Christian Grataloup, un géohistorien en liberté

 #4 Le temps du basculement (les années 1990)


Christian Grataloup
(Source photo : cliché personnel de C. Grataloup)


1-François Durand-Dastès, son maître à penser.


            François Durand-Dastès[1] a écrit peu de livres. Néanmoins, il en a rédigé suite à des commandes. Dans les années 1960, Pierre Georges lui demande de publier une Géographie des airs[2]. Spécialiste de l’Inde, Durand-Dastès en écrit une géographie[3]. Au milieu des années 1990, Brunet lui propose d’être responsable d’un des volumes de la Géographie Universelle[4].  Opposé au système de la thèse d’État telle qu’elle était pratiquée dans la géographie très traditionnaliste des années 1960-70, il abandonne celle commencée sur le climat indien. Il aurait donc fini sa carrière comme maître de conférences si Olivier Dollfus ne l’avait pas fortement incité à rédiger une Habilitation à Diriger des Recherches (HDR). Grâce à celle-ci, Durant-Dastès termine sa carrière universitaire à Paris 7. Ainsi, étant encore maître de conférences dans les années 1990, Grataloup ne put donc rédiger de thèse sous sa direction. Avec son accord, il se tourne alors vers un autre géographe, Roger Brunet.

 


2- Les années de doctorat avec Roger Brunet (1990-1994)

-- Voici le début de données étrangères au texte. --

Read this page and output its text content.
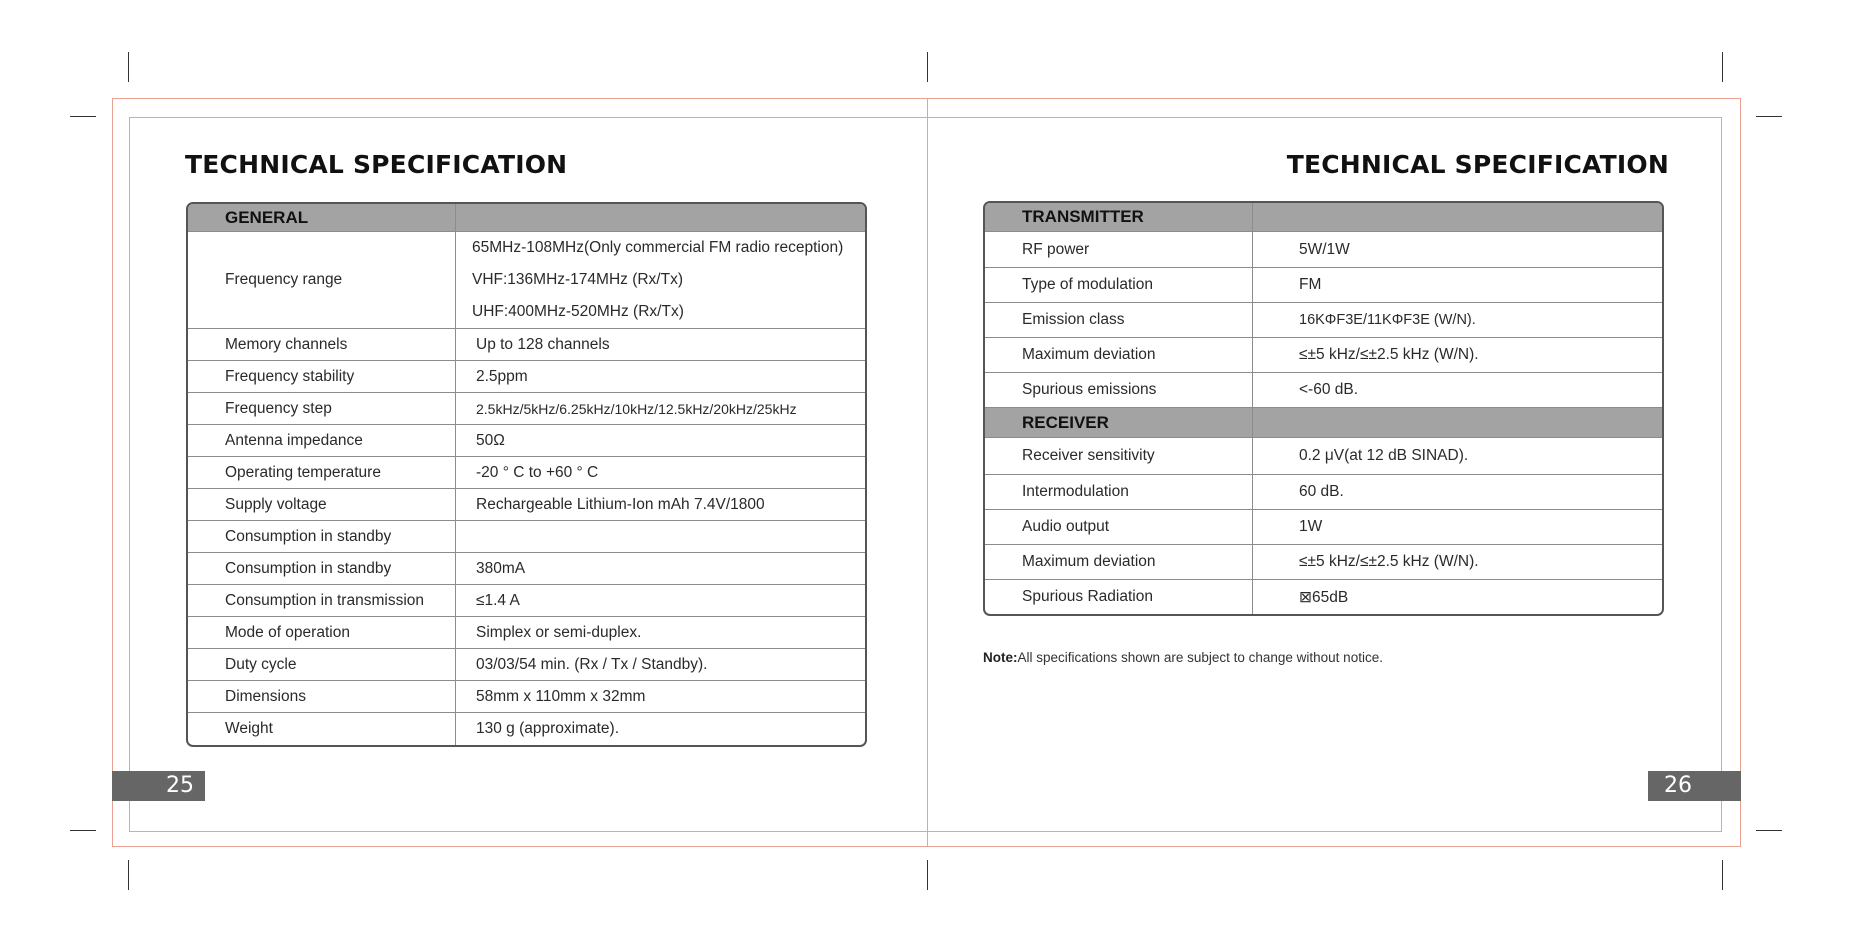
TECHNICAL SPECIFICATION
GENERAL	
Frequency range	65MHz-108MHz(Only commercial FM radio reception)
VHF:136MHz-174MHz (Rx/Tx)
UHF:400MHz-520MHz (Rx/Tx)

Memory channels	Up to 128 channels
Frequency stability	2.5ppm
Frequency step	2.5kHz/5kHz/6.25kHz/10kHz/12.5kHz/20kHz/25kHz
Antenna impedance	50Ω
Operating temperature	-20 ° C to +60 ° C
Supply voltage	Rechargeable Lithium-Ion mAh 7.4V/1800
Consumption in standby	
Consumption in standby	380mA
Consumption in transmission	≤1.4 A
Mode of operation	Simplex or semi-duplex.
Duty cycle	03/03/54 min. (Rx / Tx / Standby).
Dimensions	58mm x 110mm x 32mm
Weight	130 g (approximate).
25
TECHNICAL SPECIFICATION
TRANSMITTER	
RF power	5W/1W
Type of modulation	FM
Emission class	16KΦF3E/11KΦF3E (W/N).
Maximum deviation	≤±5 kHz/≤±2.5 kHz (W/N).
Spurious emissions	<-60 dB.
RECEIVER	
Receiver sensitivity	0.2 μV(at 12 dB SINAD).
Intermodulation	60 dB.
Audio output	1W
Maximum deviation	≤±5 kHz/≤±2.5 kHz (W/N).
Spurious Radiation	⊠65dB
Note:All specifications shown are subject to change without notice.
26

            Brunet était à ce moment-là directeur de la Maison de géographie à Montpellier[5] et directeur de recherche au CNRS. Il partageait donc son temps entre Montpellier et la capitale où il était habilité à diriger des thèses à Paris 1. N’ayant que peu de temps à consacrer à d’autres activités, il n’est pas étonnant qu’il ne prît que très peu de doctorants. Ce fut donc une chance pour Christian d’avoir été retenu. Brunet fut un relecteur extrêmement attentif et exigeant, sans être le moins du monde directif au sens le plus contraignant du terme.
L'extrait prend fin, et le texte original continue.